Q - Cela veut dire qu'on pourrait discuter avec ce gouvernement-là.
R - Ecoutez, cela n'est pas du tout à l'ordre du jour aujourd'hui, nous ne savons pas ce qui va se passer. Pour l'instant, nous avons au Palais présidentiel de Kaboul, des Taliban, et avec les Taliban on ne discute pas.
Q - On poursuit avec l'Europe qui nous fait un beau chèque aujourd'hui, un beau chèque à la France, cinq milliards d'euros sur les quarante milliards attendus au total, pour le plan de relance français. À quoi va servir précisément cette somme ?
R - Vous avez raison de le rappeler, c'est une très bonne nouvelle qu'on a longtemps, un peu trop longtemps attendue, mais que le plan de relance européen devient très concret. Aujourd'hui même, la France va recevoir plus de cinq milliards d'euros de l'Union européenne, dans le cadre de ce plan de relance. C'est une première tranche, nous aurons au total quarante milliards d'euros. J'insiste aussi sur le fait que cet argent européen, ce n'est pas de l'argent qui est en l'air, il finance un seul plan de relance, c'est le plan de relance français que nous avons commencé à mettre en oeuvre...
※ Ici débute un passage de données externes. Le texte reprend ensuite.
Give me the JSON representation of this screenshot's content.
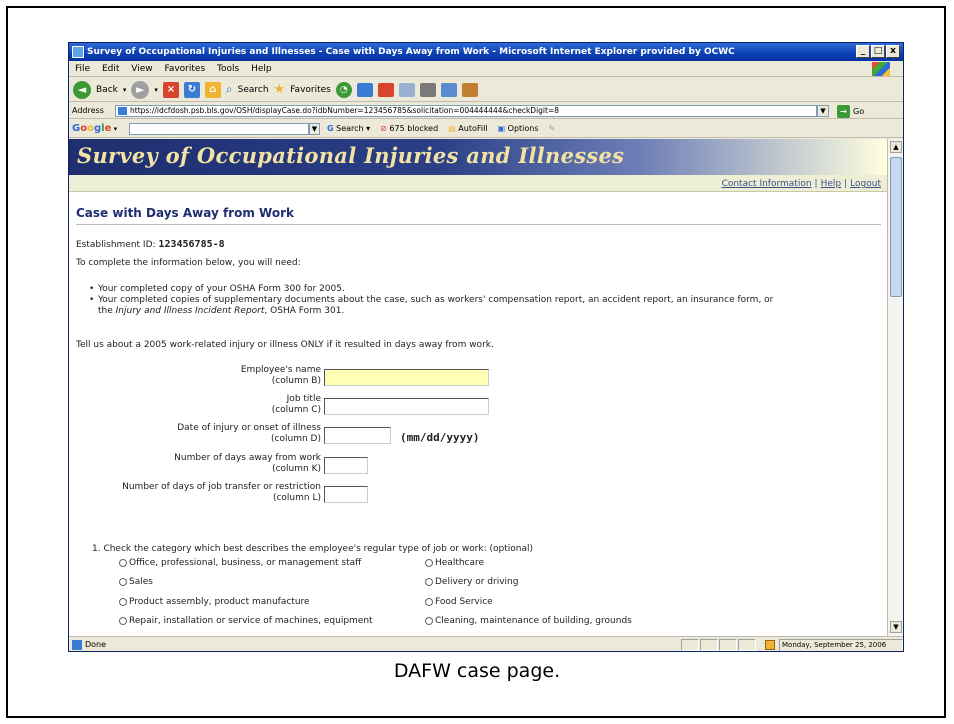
{
  "window": {
    "title": "Survey of Occupational Injuries and Illnesses - Case with Days Away from Work - Microsoft Internet Explorer provided by OCWC",
    "controls": [
      "_",
      "□",
      "x"
    ]
  },
  "menu": {
    "items": [
      "File",
      "Edit",
      "View",
      "Favorites",
      "Tools",
      "Help"
    ]
  },
  "toolbar": {
    "back_label": "Back",
    "search_label": "Search",
    "favorites_label": "Favorites"
  },
  "address": {
    "label": "Address",
    "url": "https://idcfdosh.psb.bls.gov/OSH/displayCase.do?idbNumber=123456785&solicitation=004444444&checkDigit=8",
    "go_label": "Go"
  },
  "google_toolbar": {
    "logo": [
      "G",
      "o",
      "o",
      "g",
      "l",
      "e"
    ],
    "search_label": "Search",
    "blocked_label": "675 blocked",
    "autofill_label": "AutoFill",
    "options_label": "Options"
  },
  "page": {
    "banner_title": "Survey of Occupational Injuries and Illnesses",
    "links": [
      "Contact Information",
      "Help",
      "Logout"
    ],
    "link_separator": "|",
    "heading": "Case with Days Away from Work",
    "establishment_label": "Establishment ID:",
    "establishment_id": "123456785-8",
    "intro": "To complete the information below, you will need:",
    "bullet_1": "Your completed copy of your OSHA Form 300 for 2005.",
    "bullet_2a": "Your completed copies of supplementary documents about the case, such as workers' compensation report, an accident report, an insurance form, or",
    "bullet_2b_pre": "the ",
    "bullet_2b_em": "Injury and Illness Incident Report",
    "bullet_2b_post": ", OSHA Form 301.",
    "tell_us": "Tell us about a 2005 work-related injury or illness ONLY if it resulted in days away from work.",
    "fields": [
      {
        "label": "Employee's name",
        "sub": "(column B)",
        "value": ""
      },
      {
        "label": "Job title",
        "sub": "(column C)",
        "value": ""
      },
      {
        "label": "Date of injury or onset of illness",
        "sub": "(column D)",
        "value": ""
      },
      {
        "label": "Number of days away from work",
        "sub": "(column K)",
        "value": ""
      },
      {
        "label": "Number of days of job transfer or restriction",
        "sub": "(column L)",
        "value": ""
      }
    ],
    "date_hint": "(mm/dd/yyyy)",
    "question_1": "1.  Check the category which best describes the employee's regular type of job or work: (optional)",
    "options_left": [
      "Office, professional, business, or management staff",
      "Sales",
      "Product assembly, product manufacture",
      "Repair, installation or service of machines, equipment"
    ],
    "options_right": [
      "Healthcare",
      "Delivery or driving",
      "Food Service",
      "Cleaning, maintenance of building, grounds"
    ]
  },
  "status": {
    "text": "Done",
    "date": "Monday, September 25, 2006"
  },
  "caption": "DAFW case page."
}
Q - Cent milliards au total.
R - Pour cent milliards au total, déjà quarante milliards précisément dépensés, pour financer de la rénovation énergétique, le soutien au ferroviaire, le soutien des mobilités nouvelles type vélo, pour soutenir le plan "Un jeune, une solution", qui a permis déjà à plusieurs centaines de milliers de jeunes de trouver un emploi malgré la crise.
Donc c'est ce plan français que nous avons présenté, sans tarder, en septembre dernier, il y a presque un an, qui va être abondé, soutenu par l'Europe. Et même si l'argent a un peu tardé à arriver, c'est vrai, du point de vue européen, cet argent européen était déjà programmé dans nos cent milliards, donc il a déjà aidé à faire cet effort de relance français qu'avec Bruno Le Maire nous portons, pour que dans tous ces domaines - je pense notamment, évidemment, à la transition écologique -, nous agissions et nous fassions une relance efficace.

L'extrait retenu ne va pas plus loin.